Aujourd’hui encore, malgré son retrait progressif du cinéma, Robert Redford reste une figure fascinante : à la fois maître de son image et prisonnier de son exigence. Un perfectionniste discret, dont la quête de sens a souvent été plus forte que la quête de gloire.
Un an plus tôt, personne n’aurait imaginé cette scène. Ce 14 juillet 2025, dans une petite salle obscure de Santa Fe, Robert Redford, silhouette droite malgré les années, fixe un écran noir, les larmes au bord des yeux. Il vient d’assister à la projection privée d’un court-métrage tourné en secret par Geneviève Brunet, sa collaboratrice, confidente, et — selon certains — l’amour discret de ses vingt dernières années.

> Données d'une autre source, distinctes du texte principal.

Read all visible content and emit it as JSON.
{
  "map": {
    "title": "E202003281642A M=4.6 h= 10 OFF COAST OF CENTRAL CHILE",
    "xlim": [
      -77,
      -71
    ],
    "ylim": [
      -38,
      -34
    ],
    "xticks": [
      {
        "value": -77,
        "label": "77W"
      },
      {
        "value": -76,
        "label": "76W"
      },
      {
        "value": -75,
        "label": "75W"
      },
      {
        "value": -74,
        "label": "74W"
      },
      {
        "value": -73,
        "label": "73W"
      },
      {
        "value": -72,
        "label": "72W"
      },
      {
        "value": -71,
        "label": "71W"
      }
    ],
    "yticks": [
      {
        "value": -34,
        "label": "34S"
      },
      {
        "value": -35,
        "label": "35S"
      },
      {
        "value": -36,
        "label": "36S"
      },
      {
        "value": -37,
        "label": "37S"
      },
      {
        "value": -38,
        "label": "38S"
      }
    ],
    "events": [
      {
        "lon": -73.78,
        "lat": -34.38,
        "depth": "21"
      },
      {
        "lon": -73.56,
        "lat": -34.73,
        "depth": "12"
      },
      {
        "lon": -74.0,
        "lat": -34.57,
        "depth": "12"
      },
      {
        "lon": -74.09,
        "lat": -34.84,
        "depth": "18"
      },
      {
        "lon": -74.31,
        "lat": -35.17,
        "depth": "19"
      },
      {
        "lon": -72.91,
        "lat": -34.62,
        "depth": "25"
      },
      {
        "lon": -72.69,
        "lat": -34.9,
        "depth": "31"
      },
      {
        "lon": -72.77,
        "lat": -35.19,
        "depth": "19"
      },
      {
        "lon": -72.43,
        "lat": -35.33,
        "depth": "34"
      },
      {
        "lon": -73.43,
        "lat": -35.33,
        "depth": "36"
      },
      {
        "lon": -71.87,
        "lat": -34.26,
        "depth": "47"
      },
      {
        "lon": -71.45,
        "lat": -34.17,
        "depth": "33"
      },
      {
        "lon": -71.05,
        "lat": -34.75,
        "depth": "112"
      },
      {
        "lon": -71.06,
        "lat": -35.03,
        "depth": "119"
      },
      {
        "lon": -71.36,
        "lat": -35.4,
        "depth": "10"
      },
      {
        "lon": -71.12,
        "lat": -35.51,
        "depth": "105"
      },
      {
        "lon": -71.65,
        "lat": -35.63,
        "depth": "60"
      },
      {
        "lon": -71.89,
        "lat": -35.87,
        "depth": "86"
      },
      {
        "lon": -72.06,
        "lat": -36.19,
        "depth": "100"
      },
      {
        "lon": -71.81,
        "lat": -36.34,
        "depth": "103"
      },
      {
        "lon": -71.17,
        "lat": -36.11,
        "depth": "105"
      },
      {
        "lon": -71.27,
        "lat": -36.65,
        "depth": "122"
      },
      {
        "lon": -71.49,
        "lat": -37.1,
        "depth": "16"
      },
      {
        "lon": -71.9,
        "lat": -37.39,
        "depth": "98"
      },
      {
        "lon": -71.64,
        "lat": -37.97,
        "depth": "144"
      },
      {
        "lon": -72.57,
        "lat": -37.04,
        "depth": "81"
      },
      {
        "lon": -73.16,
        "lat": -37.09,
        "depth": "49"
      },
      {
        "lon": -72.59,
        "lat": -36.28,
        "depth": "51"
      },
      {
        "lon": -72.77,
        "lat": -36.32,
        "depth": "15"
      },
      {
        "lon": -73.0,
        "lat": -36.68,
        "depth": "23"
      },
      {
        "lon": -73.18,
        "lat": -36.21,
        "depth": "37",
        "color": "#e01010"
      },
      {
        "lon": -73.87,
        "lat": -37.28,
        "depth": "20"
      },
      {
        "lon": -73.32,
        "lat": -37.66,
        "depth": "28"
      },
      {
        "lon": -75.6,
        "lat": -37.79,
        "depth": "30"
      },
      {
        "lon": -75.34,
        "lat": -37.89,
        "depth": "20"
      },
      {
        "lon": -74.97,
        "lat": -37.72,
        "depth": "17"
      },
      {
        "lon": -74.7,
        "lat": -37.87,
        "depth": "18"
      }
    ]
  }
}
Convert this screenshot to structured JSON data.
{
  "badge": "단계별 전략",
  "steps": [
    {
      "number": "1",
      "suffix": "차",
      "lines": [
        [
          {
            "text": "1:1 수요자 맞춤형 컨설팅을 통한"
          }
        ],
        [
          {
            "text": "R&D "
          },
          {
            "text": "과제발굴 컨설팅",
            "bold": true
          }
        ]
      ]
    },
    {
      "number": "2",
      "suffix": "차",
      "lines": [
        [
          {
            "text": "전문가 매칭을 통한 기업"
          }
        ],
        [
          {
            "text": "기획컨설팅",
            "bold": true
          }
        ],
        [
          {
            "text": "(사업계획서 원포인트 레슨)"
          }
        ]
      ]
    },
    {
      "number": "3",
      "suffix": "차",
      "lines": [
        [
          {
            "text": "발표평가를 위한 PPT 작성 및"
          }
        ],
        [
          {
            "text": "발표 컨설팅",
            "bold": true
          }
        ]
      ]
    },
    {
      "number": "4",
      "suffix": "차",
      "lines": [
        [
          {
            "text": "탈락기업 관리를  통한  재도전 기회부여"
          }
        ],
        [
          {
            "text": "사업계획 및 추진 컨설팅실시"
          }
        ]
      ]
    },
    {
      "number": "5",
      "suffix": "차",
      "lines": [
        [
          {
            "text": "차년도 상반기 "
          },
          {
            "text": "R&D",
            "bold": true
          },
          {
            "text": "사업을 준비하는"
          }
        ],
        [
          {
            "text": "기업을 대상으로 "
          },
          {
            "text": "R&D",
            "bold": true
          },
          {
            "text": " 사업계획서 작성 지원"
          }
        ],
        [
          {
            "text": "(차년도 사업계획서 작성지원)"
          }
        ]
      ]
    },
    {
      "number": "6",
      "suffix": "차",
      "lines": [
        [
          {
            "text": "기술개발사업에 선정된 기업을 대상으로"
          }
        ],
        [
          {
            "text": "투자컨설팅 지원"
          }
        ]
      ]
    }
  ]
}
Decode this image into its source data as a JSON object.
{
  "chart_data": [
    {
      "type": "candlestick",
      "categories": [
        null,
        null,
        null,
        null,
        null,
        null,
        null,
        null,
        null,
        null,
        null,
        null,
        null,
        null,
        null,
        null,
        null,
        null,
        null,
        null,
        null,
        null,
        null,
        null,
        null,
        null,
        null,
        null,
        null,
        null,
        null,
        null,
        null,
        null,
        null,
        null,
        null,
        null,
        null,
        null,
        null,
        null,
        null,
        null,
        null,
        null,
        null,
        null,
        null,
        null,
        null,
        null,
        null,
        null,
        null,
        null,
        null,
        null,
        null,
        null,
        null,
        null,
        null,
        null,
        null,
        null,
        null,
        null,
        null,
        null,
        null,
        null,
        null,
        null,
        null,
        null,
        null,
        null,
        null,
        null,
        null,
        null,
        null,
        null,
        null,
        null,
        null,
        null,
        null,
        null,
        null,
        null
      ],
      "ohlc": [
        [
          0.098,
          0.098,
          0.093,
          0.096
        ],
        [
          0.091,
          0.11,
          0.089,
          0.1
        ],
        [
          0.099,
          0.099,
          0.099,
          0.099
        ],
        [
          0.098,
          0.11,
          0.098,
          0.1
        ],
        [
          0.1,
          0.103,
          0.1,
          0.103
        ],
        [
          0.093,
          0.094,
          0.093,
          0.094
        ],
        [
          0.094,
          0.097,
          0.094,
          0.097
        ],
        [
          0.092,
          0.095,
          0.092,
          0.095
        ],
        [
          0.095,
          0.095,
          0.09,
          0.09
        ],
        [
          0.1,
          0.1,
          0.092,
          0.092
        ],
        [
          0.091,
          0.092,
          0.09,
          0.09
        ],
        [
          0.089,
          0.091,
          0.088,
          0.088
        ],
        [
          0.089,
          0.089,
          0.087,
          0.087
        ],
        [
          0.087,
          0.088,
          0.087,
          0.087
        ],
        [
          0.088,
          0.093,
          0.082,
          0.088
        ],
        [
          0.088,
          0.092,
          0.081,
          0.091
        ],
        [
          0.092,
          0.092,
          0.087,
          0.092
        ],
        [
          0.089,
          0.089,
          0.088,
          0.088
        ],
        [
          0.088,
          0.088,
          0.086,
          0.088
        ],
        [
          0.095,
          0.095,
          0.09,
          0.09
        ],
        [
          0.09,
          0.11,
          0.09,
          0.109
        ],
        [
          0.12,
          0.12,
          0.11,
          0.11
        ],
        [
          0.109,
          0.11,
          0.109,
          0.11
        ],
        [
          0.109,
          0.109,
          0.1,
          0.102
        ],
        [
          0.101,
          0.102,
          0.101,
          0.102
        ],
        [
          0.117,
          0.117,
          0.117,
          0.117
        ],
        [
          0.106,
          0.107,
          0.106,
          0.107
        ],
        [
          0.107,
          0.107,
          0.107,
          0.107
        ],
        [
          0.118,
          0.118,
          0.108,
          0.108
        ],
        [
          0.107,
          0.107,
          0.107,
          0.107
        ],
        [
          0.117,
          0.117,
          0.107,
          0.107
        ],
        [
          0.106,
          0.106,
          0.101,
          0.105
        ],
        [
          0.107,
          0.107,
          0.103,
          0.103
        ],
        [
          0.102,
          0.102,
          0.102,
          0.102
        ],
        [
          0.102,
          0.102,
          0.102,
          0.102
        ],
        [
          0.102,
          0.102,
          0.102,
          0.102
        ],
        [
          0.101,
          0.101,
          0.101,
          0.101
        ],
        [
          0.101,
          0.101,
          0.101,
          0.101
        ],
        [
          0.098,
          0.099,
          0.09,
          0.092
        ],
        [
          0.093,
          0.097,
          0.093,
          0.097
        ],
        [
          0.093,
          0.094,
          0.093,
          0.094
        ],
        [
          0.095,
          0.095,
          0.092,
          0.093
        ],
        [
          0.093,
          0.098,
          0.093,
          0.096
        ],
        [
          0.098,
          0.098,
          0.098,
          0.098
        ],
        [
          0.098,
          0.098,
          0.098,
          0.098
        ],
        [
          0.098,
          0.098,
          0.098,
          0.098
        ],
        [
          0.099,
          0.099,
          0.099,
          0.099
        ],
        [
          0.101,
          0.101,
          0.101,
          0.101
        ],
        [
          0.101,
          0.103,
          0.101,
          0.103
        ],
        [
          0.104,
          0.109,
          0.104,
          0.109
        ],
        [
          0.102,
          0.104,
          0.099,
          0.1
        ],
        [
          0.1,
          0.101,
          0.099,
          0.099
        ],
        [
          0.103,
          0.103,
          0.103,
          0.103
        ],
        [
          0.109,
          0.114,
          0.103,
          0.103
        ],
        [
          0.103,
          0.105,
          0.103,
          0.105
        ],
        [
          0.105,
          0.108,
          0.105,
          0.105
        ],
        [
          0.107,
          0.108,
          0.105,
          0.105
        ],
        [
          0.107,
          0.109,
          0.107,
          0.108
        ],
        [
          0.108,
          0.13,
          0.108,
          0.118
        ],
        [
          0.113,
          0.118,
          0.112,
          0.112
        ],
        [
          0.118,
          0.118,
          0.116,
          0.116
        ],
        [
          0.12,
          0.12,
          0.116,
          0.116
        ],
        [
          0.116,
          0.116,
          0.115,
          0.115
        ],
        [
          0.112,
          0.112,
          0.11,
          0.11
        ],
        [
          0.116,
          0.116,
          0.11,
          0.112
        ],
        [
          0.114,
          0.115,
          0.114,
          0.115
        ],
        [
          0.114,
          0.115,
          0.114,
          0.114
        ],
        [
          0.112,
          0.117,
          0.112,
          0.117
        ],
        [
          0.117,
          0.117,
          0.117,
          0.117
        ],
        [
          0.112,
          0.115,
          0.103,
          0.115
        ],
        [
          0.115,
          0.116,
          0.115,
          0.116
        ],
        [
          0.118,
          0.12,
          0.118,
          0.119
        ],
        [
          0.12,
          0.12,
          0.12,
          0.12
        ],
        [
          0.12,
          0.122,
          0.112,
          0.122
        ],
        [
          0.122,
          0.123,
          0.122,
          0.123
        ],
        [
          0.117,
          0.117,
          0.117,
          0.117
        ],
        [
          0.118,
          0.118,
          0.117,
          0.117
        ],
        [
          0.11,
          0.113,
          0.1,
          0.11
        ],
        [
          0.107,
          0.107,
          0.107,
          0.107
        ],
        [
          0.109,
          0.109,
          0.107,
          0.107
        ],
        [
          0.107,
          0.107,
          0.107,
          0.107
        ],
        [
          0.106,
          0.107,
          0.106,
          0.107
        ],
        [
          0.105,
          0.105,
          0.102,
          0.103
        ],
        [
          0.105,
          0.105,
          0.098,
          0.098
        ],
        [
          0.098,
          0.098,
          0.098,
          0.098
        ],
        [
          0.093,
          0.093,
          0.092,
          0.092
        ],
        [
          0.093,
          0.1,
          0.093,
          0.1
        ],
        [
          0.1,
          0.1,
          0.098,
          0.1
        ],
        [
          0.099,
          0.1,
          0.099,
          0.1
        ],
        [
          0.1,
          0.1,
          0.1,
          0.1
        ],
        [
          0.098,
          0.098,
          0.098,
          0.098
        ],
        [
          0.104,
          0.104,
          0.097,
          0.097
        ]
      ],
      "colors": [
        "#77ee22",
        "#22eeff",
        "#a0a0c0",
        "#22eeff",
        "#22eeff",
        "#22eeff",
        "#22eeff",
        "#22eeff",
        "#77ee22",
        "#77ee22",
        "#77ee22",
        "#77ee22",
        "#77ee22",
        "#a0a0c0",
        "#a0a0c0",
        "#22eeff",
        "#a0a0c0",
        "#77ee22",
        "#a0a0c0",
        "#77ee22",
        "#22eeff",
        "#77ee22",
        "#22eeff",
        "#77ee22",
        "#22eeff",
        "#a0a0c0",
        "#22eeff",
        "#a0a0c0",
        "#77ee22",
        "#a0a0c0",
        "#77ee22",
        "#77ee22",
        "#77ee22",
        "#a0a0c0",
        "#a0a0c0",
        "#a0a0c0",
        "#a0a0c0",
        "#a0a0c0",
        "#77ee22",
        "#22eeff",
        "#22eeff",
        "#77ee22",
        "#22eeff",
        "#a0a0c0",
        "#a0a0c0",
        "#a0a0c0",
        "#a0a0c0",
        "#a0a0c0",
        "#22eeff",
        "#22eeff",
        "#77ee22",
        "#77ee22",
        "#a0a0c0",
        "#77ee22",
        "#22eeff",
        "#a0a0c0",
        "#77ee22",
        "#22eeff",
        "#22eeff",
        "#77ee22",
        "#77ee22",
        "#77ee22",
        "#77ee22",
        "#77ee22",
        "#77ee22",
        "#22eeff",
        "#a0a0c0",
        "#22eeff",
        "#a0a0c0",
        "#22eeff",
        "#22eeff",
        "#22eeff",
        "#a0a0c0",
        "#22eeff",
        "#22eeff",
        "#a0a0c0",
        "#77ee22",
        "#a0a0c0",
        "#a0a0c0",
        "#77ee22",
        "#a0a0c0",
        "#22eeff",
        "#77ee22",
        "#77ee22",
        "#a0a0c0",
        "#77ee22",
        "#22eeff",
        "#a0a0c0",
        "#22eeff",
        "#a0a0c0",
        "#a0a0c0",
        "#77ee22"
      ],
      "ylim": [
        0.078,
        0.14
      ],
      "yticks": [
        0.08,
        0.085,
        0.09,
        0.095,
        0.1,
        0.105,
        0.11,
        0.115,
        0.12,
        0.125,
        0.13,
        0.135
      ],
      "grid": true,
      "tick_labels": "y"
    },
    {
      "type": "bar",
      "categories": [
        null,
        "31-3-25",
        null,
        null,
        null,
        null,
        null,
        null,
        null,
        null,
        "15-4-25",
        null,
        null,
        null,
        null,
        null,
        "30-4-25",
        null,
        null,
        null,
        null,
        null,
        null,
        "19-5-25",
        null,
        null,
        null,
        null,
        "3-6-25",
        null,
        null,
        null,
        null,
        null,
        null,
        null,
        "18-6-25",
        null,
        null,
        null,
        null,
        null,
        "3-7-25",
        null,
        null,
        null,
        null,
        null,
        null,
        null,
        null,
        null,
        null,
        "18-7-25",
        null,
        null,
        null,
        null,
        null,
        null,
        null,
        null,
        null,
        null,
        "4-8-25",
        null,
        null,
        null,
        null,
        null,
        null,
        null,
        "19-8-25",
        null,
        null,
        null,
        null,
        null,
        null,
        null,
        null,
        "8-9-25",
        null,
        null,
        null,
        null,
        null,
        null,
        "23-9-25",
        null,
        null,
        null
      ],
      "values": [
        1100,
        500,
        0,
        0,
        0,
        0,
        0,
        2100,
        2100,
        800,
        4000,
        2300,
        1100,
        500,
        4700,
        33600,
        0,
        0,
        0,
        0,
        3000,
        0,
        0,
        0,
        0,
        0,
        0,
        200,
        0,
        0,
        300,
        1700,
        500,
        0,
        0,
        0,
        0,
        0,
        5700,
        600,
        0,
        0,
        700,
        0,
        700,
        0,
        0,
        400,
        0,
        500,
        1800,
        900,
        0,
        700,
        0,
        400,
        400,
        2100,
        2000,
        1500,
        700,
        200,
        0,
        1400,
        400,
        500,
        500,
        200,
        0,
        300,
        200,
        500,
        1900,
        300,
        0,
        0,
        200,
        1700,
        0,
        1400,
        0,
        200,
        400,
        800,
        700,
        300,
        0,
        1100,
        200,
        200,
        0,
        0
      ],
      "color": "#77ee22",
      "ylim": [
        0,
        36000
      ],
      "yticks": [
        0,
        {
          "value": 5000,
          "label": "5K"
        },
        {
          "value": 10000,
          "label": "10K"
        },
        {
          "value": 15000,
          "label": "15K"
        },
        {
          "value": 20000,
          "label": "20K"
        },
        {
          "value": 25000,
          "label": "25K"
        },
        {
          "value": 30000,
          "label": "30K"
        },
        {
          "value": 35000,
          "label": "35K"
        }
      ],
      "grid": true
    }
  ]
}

Geneviève Brunet était une femme de l’ombre. Française, ancienne monteuse puis productrice, elle avait quitté Paris pour les Rocheuses en 2003, fuyant un scandale personnel dont personne ne connaissait vraiment les contours. Redford l’avait rencontrée par hasard, lors d’un festival à Telluride. Elle lui avait parlé cinéma, silence, lumière. Il avait été frappé par sa façon d’écouter, de ne jamais chercher la lumière. Il l’avait engagée aussitôt, sans condition, sans audition.
Pendant deux décennies, elle fut la gardienne invisible de ses projets les plus personnels. Elle prenait des notes, corrigeait un plan, suggérait un cadre. Mais jamais elle ne demandait rien en retour. Et jamais Redford n’avait posé la question essentielle : “Qui es-tu vraiment ?”
Le 10 mars 2024, Geneviève Brunet disparaît. Pas une trace. Aucun mot. Juste un vide glacial, et dans le tiroir de son bureau, une enveloppe cachetée au nom de Redford.
Ce n’est qu’un an plus tard qu’il trouve le courage de l’ouvrir.
À l’intérieur : une lettre manuscrite, d’une douceur brutale. Et une clef USB.
La lettre commence ainsi :
« Si tu lis ceci, c’est que j’ai décidé de partir. Pas fuir, partir. Il est temps que tu saches ce que tu as toujours refusé de voir. »
La vidéo qu’elle a laissée n’est pas un adieu larmoyant. C’est un film d’une beauté âpre, tourné en caméra fixe, dans sa maison du Nouveau-Mexique. Elle parle de solitude, de loyauté, de ce qu’on abandonne pour appartenir à un monde qui ne vous reconnaîtra jamais. Puis, au bout de treize minutes, elle révèle l’impensable : Geneviève Brunet était celle qui, en 1972, avait sauvé les négatifs de The Candidate, un film que Redford croyait perdu en partie. À l’époque, elle avait 17 ans, stagiaire anonyme dans un laboratoire à Paris. Elle avait gardé le secret, convaincue qu’il ne se souviendrait jamais d’elle.
Et puis elle conclut :
« Tu m’as offert une vie. Mais tu ne m’as jamais vraiment regardée. Et c’est peut-être mieux ainsi. Certains amours sont faits pour exister dans le silence. »
La lumière se rallume. Redford reste figé. Pendant une minute, il ne dit rien. Puis il murmure :
— Je n’ai pas su la voir… mais elle m’a vu. Et c’est ça, le plus bouleversant.